*Deaths: Unintentional injuries are the leading cause of death in children from 1-21 years of age. However, deaths are still a rare event. Even so, they are relatively easy to count accurately, given the sophisticated vital statistics surveillance system in the United States. These records are maintained by the National Center for Health Statistics, CDC
*Nonfatal: These are much less rare, but are more difficult to count accurately, since injured children are treated at so many types of sites by so many types of health care professionals. Very few national surveillance systems exist for such data. The Department of Transportation (National Highway Traffic Safety Administration) maintains the Fatal Accident Reporting System for fatal traffic-related events, and its companion General Estimates System to estimate the number of nonfatal traffic-related events. The U.S. Consumer Product Safety Commission maintains the National Electronic Injury Surveillance System to monitor hospital emergency department visits for product-related injuries.
Who is at-risk?
Each type of injury has a particular demographic pattern, which is determined by:
*Developmental level of the child: physical, mental, emotional
*Prevalence of the threat in that community (e.g., all-terrain vehicles, backyard swimming pools, firearms, kerosene heaters, etc.)
*Access to and use of environmental countermeasures (e.g., bike helmets, smoke detectors)
*Importance of supervision in avoiding the threat, relative to the degree provided (e.g., toddler living in a low-income apartment complex with an in-ground swimming pool that lacks protective fencing, with a 5-year supervising the toddler)
Several demographic features are common to most types of injuries. The injury rates are greatest in those with:
*Low socioeconomic status, especially urban African-American children and American Indians/Alaska Natives
*Males
The principal exception to this is young motor vehicle occupants before adolescence, in whom the male:female ration is nearly unity.
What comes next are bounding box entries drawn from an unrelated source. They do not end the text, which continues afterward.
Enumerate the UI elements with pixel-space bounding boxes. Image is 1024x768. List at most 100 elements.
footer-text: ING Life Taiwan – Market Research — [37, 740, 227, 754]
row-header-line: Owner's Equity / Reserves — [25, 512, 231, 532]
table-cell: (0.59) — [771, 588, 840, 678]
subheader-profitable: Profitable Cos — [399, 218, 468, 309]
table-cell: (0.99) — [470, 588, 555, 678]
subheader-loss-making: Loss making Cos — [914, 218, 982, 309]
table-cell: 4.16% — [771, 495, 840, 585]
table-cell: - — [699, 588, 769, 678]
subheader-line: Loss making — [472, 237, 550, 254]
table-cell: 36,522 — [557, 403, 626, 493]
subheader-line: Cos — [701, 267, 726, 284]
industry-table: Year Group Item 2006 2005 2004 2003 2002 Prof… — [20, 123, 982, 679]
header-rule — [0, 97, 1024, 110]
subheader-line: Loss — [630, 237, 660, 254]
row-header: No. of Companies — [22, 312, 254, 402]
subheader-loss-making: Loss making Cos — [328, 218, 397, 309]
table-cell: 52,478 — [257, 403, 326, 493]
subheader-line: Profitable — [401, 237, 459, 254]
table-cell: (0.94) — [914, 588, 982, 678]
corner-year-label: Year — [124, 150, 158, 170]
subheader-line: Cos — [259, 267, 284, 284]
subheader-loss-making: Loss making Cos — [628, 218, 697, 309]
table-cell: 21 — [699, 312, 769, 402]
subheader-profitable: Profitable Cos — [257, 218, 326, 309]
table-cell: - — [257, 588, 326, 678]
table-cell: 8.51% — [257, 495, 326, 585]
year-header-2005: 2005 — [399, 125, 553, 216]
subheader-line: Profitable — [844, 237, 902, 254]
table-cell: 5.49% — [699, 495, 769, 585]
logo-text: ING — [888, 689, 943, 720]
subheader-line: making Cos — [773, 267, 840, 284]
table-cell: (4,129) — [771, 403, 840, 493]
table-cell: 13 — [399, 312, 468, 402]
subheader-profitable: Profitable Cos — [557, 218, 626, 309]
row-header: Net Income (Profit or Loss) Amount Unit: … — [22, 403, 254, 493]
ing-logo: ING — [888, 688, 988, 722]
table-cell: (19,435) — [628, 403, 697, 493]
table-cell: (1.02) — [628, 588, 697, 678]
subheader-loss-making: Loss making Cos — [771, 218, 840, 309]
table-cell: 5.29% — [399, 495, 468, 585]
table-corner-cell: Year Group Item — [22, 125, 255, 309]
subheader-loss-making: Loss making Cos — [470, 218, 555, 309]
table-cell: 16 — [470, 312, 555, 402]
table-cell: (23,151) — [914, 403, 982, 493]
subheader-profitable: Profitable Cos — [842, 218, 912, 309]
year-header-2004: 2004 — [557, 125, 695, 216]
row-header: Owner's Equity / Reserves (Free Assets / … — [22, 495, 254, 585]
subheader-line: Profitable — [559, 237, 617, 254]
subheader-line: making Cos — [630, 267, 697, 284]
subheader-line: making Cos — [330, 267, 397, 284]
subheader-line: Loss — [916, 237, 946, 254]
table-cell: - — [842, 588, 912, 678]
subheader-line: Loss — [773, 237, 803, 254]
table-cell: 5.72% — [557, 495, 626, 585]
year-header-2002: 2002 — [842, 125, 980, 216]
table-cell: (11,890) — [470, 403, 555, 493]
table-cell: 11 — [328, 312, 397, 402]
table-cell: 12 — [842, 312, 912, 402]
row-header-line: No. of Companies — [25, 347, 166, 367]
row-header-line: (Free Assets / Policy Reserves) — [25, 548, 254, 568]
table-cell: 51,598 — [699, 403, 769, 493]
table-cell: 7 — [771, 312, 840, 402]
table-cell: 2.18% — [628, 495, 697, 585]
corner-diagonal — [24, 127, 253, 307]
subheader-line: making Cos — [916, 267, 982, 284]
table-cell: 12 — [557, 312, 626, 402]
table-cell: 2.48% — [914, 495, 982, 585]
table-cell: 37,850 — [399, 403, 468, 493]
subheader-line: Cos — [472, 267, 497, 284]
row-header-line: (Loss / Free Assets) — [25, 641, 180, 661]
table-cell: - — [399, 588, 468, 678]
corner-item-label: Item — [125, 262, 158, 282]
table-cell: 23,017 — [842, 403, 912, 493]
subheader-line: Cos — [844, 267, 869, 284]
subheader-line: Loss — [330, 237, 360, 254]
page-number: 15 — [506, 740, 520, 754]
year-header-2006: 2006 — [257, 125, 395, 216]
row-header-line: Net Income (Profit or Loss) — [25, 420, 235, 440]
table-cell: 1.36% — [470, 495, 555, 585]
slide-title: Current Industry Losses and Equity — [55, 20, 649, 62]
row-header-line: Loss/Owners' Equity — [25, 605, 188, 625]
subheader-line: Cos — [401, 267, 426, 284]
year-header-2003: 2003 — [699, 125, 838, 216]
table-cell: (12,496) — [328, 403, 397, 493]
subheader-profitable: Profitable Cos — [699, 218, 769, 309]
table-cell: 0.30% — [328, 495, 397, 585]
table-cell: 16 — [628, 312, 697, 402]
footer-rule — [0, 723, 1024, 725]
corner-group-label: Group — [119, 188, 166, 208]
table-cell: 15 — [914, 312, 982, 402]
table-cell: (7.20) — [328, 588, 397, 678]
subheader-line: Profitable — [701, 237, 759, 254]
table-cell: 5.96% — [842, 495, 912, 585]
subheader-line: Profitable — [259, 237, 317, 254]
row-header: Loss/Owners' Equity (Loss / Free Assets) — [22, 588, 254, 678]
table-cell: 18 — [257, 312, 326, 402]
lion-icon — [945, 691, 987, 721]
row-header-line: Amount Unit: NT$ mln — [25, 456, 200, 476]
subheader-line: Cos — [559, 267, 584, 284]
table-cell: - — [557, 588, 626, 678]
What are the leading causes of fatal injuries?
*Overall, motor vehicles, fires/burns, drowning, falls, poisoning.
What determines what body site(s) are injured?
Injury-specific. For example:
*Motor vehicle--blunt thoracoabdominal trauma, head injuries
*Sports--extremity fractures, sprains, and strains
*House fires--body burns, inhalation injuries
*Near-drowning--coma, brain damage
*Falls--head injuries, fractures, blunt trauma
*Poisoning--coma, kidney failure, etc.
Was the child a projectile?
*Head injury quite likely
*Bicycle-motor vehicle collision, falling forward over the handlebars
*Unrestrained occupant in a motor vehicle collision, thrown forward through the windshield or ejected from vehicle unto roadway
Where do injuries occur most commonly?
Locations and conditions associated with possible danger are:
In the home:
*Water--kitchen, bathroom, backyard swimming pool
*Intense heat or flames--kitchen, backyard barbecue pit
*Toxic agents--under the kitchen sink, bathroom medicine chest, mother's purse, garage
*High potential energy--stairwells, loaded firearms
At school:
*(Related to sports activities (especially in the absence of proper gear)
*Carrying of weapons
*Industrial arts classes
After school:
On the job:
*Hostile relationships in work environment
*Use of machinery
During transport:
*Motor vehicle crashes (especially if unrestrained or if driver has been drinking alcohol)
*Bicycle crashes
*Pedestrian injuries
What criteria determine the priority level for each type of childhood injury?
High mortality rate or hospitalization rate
*High long-term disability rate, especially mechanisms likely to result in head and spinal cord injuries
*Existence of effective countermeasure
In other words, the highest priorities are assigned to those types of injuries which are common, severe, and readily preventable.Often, however, the only difference between a nonfatal and fatal event is only a few feet (e.g., pedestrian injury which results in fracture rather than massive trauma), a few inches (gunshot wound to the arm instead of the head), or a few seconds (as in the survivor of a near-drowning event). Therefore, each nonfatal event that involves a great mismatch of momentum must be taken very seriously. Surveillance of nonfatal injuries would be appropriate to help determine risk factors and possible interventions, as a proxy for fatal events.